When Language Shapes Outcomes


A small shift in phrasing can alter outcomes entirely.


Two teams pitch for the same housing site.


  • Team A describes “cost-efficient modular housing.”

  • Team B presents “adaptable housing for evolving communities.”


Same system. Different story. One frames economy, the other frames empathy.


A 2023 Building Design survey found that “clarity of communication” ranked higher than portfolio depth in client decision-making. That’s language outperforming reputation.


The tech world learned this decades ago. Apple doesn’t advertise “advanced processors”; it promises products that “just work.” Architects can do the same: a building that “gives back more than it takes” says more than “achieves carbon negativity.”


Both are accurate. Only one is memorable.



The Strategic Edge of Clarity


In behavioural economics, processing fluency describes how easily something is understood and how that ease increases trust. When our proposals read clearly, clients perceive them as more feasible.

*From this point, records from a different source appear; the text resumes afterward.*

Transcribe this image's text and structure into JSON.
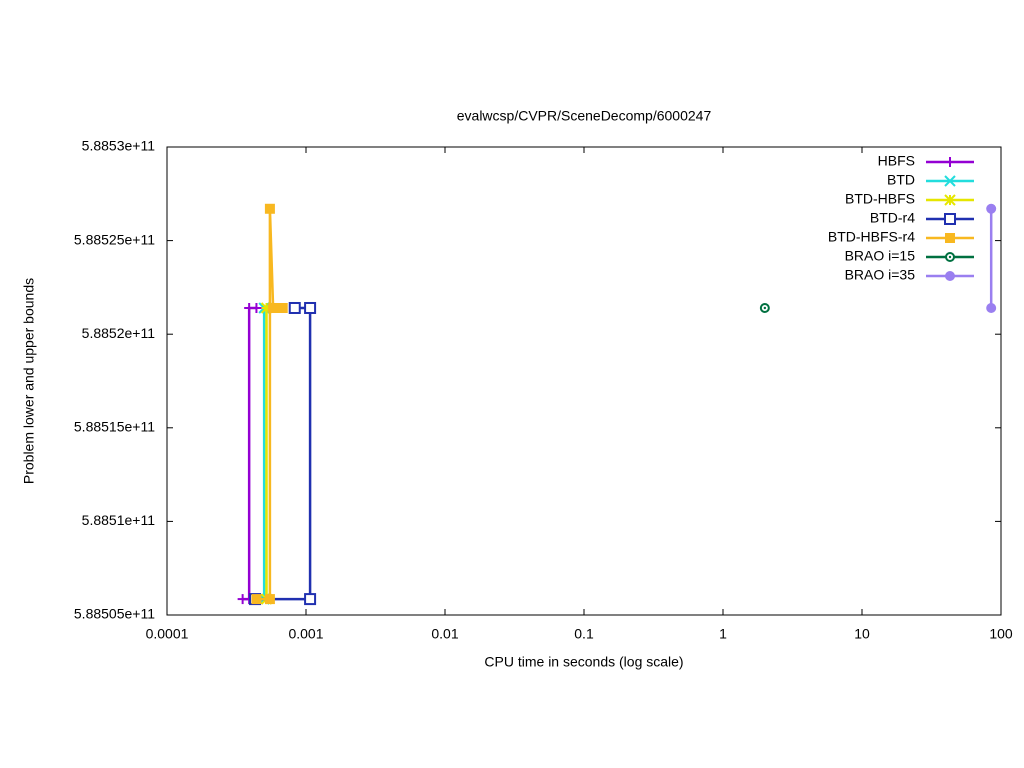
{
  "chart_data": {
    "type": "line",
    "title": "evalwcsp/CVPR/SceneDecomp/6000247",
    "x_label": "CPU time in seconds (log scale)",
    "y_label": "Problem lower and upper bounds",
    "xlog": true,
    "xlim": [
      0.0001,
      100
    ],
    "xticks": [
      0.0001,
      0.001,
      0.01,
      0.1,
      1,
      10,
      100
    ],
    "ylim": [
      588505000000,
      588530000000
    ],
    "yticks": [
      {
        "value": 588505000000,
        "label": "5.88505e+11"
      },
      {
        "value": 588510000000,
        "label": "5.8851e+11"
      },
      {
        "value": 588515000000,
        "label": "5.88515e+11"
      },
      {
        "value": 588520000000,
        "label": "5.8852e+11"
      },
      {
        "value": 588525000000,
        "label": "5.88525e+11"
      },
      {
        "value": 588530000000,
        "label": "5.8853e+11"
      }
    ],
    "legend": "top-right",
    "series": [
      {
        "name": "HBFS",
        "color": "#9400d3",
        "marker": "plus",
        "x": [
          0.00035,
          0.00039,
          0.00039,
          0.00044
        ],
        "values": [
          588505850000,
          588505850000,
          588521400000,
          588521400000
        ]
      },
      {
        "name": "BTD",
        "color": "#22dddd",
        "marker": "cross",
        "x": [
          0.0005,
          0.0005
        ],
        "values": [
          588505850000,
          588521400000
        ]
      },
      {
        "name": "BTD-HBFS",
        "color": "#e6e600",
        "marker": "star",
        "x": [
          0.00052,
          0.00052
        ],
        "values": [
          588505850000,
          588521400000
        ]
      },
      {
        "name": "BTD-r4",
        "color": "#2030b0",
        "marker": "box",
        "x": [
          0.00043,
          0.00107,
          0.00107,
          0.00083
        ],
        "values": [
          588505850000,
          588505850000,
          588521400000,
          588521400000
        ]
      },
      {
        "name": "BTD-HBFS-r4",
        "color": "#f8b820",
        "marker": "filled-box",
        "x": [
          0.00044,
          0.00055,
          0.00055,
          0.00058,
          0.00068
        ],
        "values": [
          588505850000,
          588505850000,
          588526700000,
          588521400000,
          588521400000
        ]
      },
      {
        "name": "BRAO i=15",
        "color": "#007040",
        "marker": "circle",
        "x": [
          2.0
        ],
        "values": [
          588521400000
        ]
      },
      {
        "name": "BRAO i=35",
        "color": "#9a7ff0",
        "marker": "filled-circle",
        "x": [
          85,
          85
        ],
        "values": [
          588526700000,
          588521400000
        ]
      }
    ]
  }
}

A 2019 Journal of Business Research study showed that clarity in service design documentation boosted stakeholder confidence by 37%. The same logic applies to architecture. Clear communication reduces perceived risk, which is exactly what every client, developer, and funder wants.


Clarity, in other words, compounds value.



Turning Words into Practice Infrastructure


Most practices treat writing as a final polish. The better ones design with it from the start.


  • Collaborate with writers early. They’re not there to decorate; they’re there to structure thought.

  • Build a language library. Keep phrases that worked with past clients; reuse them as calibration tools.

  • Test wording. “Community hub” vs “neighbourhood commons” can change engagement levels.

  • Train linguistic empathy. During reviews, ask: Would someone outside the studio understand this sentence?


Language is structure.



The Subtle Power of Saying It Right


Every project tells a story. The only question is whether we’re telling it consciously or by accident.


Language is the medium that connects the idea in the architect’s head to the image in someone else’s mind. It’s what turns geometry into conviction.


And when done well, it’s what gets the project built.